A downlink MIMO transmission method and apparatus provided by the embodiments of the present invention are provided to solve the problem of pairing user equipments in different MIMO modes.

In a first aspect, an embodiment of the present invention provides a downlink MIMO transmission method, where the method includes:

Receiving precoding matrix indication information sent by at least two user equipments, and determining, according to the multi-user multiple input multiple output pairing criterion, that the at least two user equipments are in a pairing state;

Precoding matrix indication information sent by the first user equipment of the at least two user equipments

The PMI, the beamforming and the pairing power adjustment of the transmission data on the physical downlink shared channel PDSCH allocated by the first user equipment, where the first user equipment is in the first mode in the long term evolution LTE transmission mode ;

Performing beamforming weight adjustment on the second user equipment in the second mode in the LTE transmission mode of the at least two user equipments, so that the second user equipment and the first user equipment The weights of the precoding matrix are orthogonal, and the second user equipment is power adjusted to meet the total power constraint of the first user equipment and the second user equipment after pairing.

Based on the first aspect, in a first possible implementation manner, the first mode is a transmission mode 5 TM5 mode of the LTE system, and the second mode is a single layer transmission mode of the LTE system. 9 TM9 RANKL

Based on the first aspect, in a second possible implementation manner, the first mode is a transmission mode 5TM5 mode of the LTE system, and the second mode is a dual layer transmission mode 9 TM9 RANK2 of the LTE system.

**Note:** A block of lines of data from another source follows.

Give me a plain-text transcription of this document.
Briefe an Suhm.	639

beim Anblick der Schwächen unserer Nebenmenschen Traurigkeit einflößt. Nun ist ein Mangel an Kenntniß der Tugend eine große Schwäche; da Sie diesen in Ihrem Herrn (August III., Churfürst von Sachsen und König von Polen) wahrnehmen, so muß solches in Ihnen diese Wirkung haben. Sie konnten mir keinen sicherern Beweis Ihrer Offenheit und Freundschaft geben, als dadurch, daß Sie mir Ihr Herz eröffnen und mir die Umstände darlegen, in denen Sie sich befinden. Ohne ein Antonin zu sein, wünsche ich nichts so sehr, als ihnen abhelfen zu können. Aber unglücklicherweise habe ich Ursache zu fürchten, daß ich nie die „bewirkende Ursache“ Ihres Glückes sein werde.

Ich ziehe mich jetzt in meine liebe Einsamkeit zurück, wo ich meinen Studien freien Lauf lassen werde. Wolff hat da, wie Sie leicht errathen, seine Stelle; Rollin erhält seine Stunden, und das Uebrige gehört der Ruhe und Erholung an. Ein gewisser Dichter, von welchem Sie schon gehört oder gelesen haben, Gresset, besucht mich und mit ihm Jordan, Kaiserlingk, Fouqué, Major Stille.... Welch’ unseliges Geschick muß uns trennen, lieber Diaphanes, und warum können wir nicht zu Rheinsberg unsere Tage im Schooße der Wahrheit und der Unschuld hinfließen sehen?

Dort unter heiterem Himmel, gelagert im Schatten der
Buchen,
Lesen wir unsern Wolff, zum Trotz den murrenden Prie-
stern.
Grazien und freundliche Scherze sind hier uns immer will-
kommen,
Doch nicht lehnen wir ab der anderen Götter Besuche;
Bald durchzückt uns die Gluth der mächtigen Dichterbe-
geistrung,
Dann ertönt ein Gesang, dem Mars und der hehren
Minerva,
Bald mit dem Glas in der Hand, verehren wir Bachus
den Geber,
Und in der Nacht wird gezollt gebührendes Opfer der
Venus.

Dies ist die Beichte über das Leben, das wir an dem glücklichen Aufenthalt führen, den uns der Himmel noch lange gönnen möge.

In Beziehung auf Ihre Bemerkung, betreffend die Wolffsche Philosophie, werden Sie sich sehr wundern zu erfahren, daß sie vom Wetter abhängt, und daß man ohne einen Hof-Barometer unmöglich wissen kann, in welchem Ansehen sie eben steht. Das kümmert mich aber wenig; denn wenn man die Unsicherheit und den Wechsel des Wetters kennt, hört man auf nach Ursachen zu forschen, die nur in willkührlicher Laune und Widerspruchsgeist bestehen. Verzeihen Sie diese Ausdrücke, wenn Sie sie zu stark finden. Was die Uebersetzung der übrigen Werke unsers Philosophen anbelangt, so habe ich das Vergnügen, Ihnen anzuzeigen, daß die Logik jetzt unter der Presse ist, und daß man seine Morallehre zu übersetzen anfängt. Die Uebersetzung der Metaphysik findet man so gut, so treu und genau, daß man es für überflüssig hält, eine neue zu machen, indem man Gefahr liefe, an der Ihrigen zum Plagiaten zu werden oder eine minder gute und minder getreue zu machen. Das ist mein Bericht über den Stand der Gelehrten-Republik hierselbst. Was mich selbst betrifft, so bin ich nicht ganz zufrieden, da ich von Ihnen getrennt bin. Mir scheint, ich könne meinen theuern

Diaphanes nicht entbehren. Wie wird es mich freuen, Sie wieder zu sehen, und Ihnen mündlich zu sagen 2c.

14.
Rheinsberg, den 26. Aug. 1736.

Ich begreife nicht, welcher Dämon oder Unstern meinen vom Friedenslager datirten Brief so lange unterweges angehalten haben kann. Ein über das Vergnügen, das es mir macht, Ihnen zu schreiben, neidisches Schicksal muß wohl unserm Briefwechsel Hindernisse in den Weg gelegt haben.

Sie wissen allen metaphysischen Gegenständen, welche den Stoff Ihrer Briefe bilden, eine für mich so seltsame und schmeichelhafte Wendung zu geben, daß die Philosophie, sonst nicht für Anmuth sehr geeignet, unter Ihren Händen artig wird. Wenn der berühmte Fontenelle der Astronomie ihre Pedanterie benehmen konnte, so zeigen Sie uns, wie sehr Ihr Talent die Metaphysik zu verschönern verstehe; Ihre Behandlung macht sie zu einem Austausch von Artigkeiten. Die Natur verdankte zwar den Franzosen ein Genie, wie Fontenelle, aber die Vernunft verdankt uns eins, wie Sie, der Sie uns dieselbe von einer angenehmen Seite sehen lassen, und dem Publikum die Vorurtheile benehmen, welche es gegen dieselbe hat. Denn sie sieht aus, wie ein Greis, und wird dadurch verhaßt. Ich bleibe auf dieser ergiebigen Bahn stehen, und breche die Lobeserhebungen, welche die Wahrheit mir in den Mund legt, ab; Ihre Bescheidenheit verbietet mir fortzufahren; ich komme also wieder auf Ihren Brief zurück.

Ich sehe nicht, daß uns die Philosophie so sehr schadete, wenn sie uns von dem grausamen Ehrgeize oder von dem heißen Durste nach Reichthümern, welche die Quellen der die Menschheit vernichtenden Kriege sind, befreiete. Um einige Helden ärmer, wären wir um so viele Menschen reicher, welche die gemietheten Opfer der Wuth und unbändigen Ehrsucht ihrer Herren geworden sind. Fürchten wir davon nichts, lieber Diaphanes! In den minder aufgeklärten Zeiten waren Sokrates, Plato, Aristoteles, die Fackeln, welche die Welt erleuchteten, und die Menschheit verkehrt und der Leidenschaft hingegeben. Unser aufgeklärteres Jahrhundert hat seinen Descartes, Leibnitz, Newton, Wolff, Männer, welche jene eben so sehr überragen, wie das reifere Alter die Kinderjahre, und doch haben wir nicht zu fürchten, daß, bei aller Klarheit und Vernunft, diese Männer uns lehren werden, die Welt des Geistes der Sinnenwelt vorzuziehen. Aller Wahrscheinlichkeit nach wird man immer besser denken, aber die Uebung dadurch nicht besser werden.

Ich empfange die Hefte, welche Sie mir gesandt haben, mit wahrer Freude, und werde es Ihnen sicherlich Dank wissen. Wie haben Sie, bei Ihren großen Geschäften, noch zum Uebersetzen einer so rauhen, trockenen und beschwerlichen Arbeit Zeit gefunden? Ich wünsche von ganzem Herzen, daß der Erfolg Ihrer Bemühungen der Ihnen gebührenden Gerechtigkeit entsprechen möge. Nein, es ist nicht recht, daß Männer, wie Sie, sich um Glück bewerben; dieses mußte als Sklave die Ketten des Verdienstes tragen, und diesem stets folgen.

Based on the first aspect, in a third possible implementation, the second user equipment performs beamforming weight adjustment to implement precoding of the second user equipment and the first user equipment. The matrix indicates information orthogonalization, and performs power adjustment on the second user equipment to meet the total power constraint of the first user equipment and the second user equipment after the pairing, and further includes: The power of the first user equipment is set to 0 at a corresponding frequency domain resource unit location of the port of the pilot signal.

In a first possible implementation manner, the fourth possible implementation manner is further provided, where the weight adjustment is performed on the second user equipment to implement the second user equipment and the In the orthogonalization of the precoding matrix indication information of the first user equipment, the weight adjustment method of the second user equipment is specifically: where w. . a precoding weight matrix corresponding to the PMI index fed back by the first user equipment in the TM5 mode, _W1 . a precoding weight matrix corresponding to the PMI index fed back by the second user equipment in the TM9 mode. For the corrected precoding weight matrix of the second user equipment, it is a conjugate transposed matrix of w _∞ .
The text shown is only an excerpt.